Smaller cities such as Boise, Idaho, and Albuquerque, N.M., can also be worthwhile for investors, especially since they have solid fundamentals but are often overlooked by larger investors.
“We like markets like that because they’re not on everyone’s radar,” Siegler said.
A Thorough Vetting
Some of the typical due diligence items on an investor’s checklist include property management, access to financing, and title issues.
Whether or not a property is professionally managed can speak volumes about its relative appeal.
“If the property isn’t professionally managed, there might be an immediate value-add opportunity,” Siegler said.

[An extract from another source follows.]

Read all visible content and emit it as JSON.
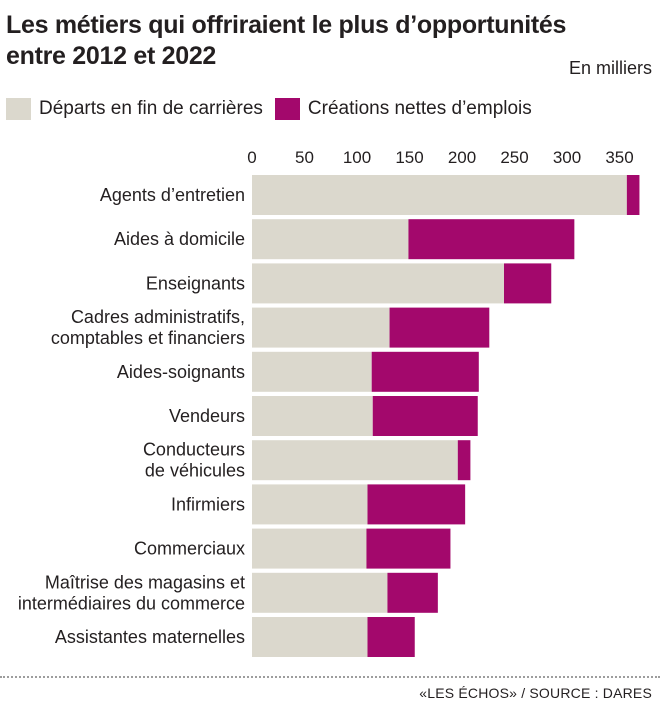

On the financing end, projects under $3 million aren’t very attractive to most equity investors—it’s inefficient to allocate capital in such a piecemeal fashion. And smaller properties can have a more difficult time finding debt financing, which can turn off potential investors. Yet if a property is eligible for an agency loan, it’s a big plus.
“If you can get FHA financing, it’s a much more compelling opportunity,” Valger said.
Property reports ranging from environmental assessments to title histories can present another investment hurdle if the costs to remedy the issues outweigh the benefits.
“No one wants to buy a property that has a bad title,” Silverman said.
Looking at a project critically with an investor’s eye can reveal the pluses—and minuses—that translate to either a deal or a missed opportunity.